Il y a 2 aspects dans votre attitude : celle de la question en cours et celle du traditionalisme affiché.

Concernant le second, rien de très nouveau :
  • il y a eu sur ce forum un membre pour essayer de nous convaincre que le crédit était condamné par l’Eglise, avec infaillibilité en prime et citations antiques évidemment.
    Il y a eu aussi l’affirmation que St Paul ayant écrit que « les femmes devaient se taire dans les assemblées », et visant en plus des prophétesses, celles-ci ne devaient pas faire les lectures pendant la messe. Saint Paul, c’est presque mieux, c’est de l’infaillibilité en dentelle !
Cela pouvait encore s’entendre quand la femme était « ministre extraordinaire » mais depuis que le pape leur a permis d’être « lecteur-trice », c’est une désobéissance qui en d’autres temps, ceux du traditionalisme triomphant, aurait conduit à déclarer cette position schismatique.
Et qu’en est-il de l’acolytat ? Pas plus de femmes acceptées chez les tradis. Pourtant, que je sache, ce ne sont pas les hommes qui y lavent et repassent les nappes d’autels, et pourtant cette tâche normalement suppose cet ordre mineur !
Tout cela ne serait pas important (rien ne l’est plus hélas à cause de « tout cela » dont pourtant les tradis sont les premiers à se plaindre, que rien ne le soit plus !) mais surtout si cela pourrait s’expliquer par un refus en masse et systématique de toute nouveauté par bouderie et en attendant de pouvoir s’expliquer franchement, ce serait peut-être valeureux, mais il y a un os…

Si si, un nonos : c’est que la réduction du jeûne eucharistique, décidée après Vatican II et dans l’esprit de Vatican II, les tradis sont les premiers à en jouir et se l’être appropriée – d’autant plus que la messe du samedi soir, c’est « limite » pour eux !

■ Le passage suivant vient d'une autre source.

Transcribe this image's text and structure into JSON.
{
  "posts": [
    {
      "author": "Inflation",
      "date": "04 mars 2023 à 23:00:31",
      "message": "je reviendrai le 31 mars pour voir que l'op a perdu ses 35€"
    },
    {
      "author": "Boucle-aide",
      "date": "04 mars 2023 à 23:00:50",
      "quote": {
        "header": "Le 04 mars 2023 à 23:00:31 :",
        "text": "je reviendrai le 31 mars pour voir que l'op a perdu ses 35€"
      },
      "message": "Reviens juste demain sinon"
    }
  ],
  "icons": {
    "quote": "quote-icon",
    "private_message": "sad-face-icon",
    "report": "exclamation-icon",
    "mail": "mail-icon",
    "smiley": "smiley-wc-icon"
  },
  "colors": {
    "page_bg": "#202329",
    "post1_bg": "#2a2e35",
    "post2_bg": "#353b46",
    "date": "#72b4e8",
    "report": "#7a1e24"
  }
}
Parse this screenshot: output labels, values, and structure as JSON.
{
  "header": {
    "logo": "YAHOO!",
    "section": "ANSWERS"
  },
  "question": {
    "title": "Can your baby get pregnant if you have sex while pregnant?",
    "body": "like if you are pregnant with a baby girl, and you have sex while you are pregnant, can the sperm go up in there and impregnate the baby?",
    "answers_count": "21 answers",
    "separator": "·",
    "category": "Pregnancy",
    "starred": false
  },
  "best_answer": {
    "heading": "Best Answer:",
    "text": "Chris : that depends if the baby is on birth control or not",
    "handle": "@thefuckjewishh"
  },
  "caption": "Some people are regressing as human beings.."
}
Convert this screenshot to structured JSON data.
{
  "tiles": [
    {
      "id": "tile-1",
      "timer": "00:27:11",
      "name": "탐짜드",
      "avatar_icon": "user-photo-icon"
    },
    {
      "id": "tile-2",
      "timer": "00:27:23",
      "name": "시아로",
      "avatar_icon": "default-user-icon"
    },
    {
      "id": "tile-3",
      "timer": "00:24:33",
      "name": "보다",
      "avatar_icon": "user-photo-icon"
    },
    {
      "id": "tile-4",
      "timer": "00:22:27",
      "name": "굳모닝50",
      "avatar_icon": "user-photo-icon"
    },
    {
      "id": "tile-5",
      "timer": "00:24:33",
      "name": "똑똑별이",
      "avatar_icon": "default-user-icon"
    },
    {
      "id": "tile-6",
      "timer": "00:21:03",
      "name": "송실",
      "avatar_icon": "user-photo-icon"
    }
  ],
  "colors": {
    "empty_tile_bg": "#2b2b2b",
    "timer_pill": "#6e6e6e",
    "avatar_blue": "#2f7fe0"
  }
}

En fait, il n’est pas utile de « chercher l’erreur », il y en a tout plein !
  • Si comme tous les tradis, vous cherchez à briller par quelque nouveauté récalcitrante et fustigeant le magistère actuel et son laxisme hérétique (ainsi, la liste des raisons dressées d‘être contre le nouvel ordo est-elle parvenue à dépasser la centaine !) et que vous vouliez faire preuve d’imagination, je vous invite à chercher un texte qui condamnera, avec tous vos critères prônant l’infaillibilité, le… cinéma et ses acteurs !
    A une époque où il n’existait pas encore mais où existait le théâtre, bref des représentations où chacun joue un rôle (mensonge ! Hypocrisie !) et sans que ce soit parce que cela supposait de jouer un personnage d’un autre sexe.
    Quand vous aurez trouvé (pas besoin de remonter plus loin que ce qu'ici vous avez fait, d'évoquer Platon ou l'affaire Galilée, peut-être saurez-vous ce que c'est que rire jaune...i
Concernant la question en cours… que vous dire… Que votre aveu de célibat je m’en doutais, et que la motivation de Jean-Michel se retient en moi depuis longtemps, que vous n’y voyiez pas une accusation « personnelle » : après tout, pas besoin d’être marié pour avoir un avis sain sur la question, sans quoi il faudrait que le clergé le soit, etc.
Sauf que la vision que vous avez du mariage est à vomir. Et celle qu’il en ressort de l’homme et de la femme et de leurs relations encore plus – ce qui l’explique. Il n’y a rien de commun avec ce qui peut se passer dans la tête d’un catho célibataire et qui « n’a pas pu se retenir », mais je n’ai rien dit, non non, et je n’ai parlé que de sa tête.

Restons donc au niveau de la doctrine ; quand la Genèse dit qu’ils ne font qu’une seule chair (et quand St Paul ajoute que « ce mystère est grand », vous n’avez heureusement pas besoin de le comprendre ni d’acquiescer puisque vous êtes célibataire…) elle ne parle pas que de la chair, mais aussi des âmes et des personnes. Elle ne parle pas que d’union physique et de plaisir physique, mais l’inclut bien.
La « chair » c’est dans la bible l’humain, l’humain tout entier, la créature, aussi la condition humaine, ainsi Jésus (« l’époux ») est-il venu « épouser la chair », et par extension c’est aussi le péché, certes, mais « reprendre » tout à l’envers à partir de cette conclusion c’est tout fausser car ce n’est pas la seule et les relations dans un couple ne sont pas celles que vous semblez imaginer par transposition d’où ou de quoi, je préfère ne pas le savoir.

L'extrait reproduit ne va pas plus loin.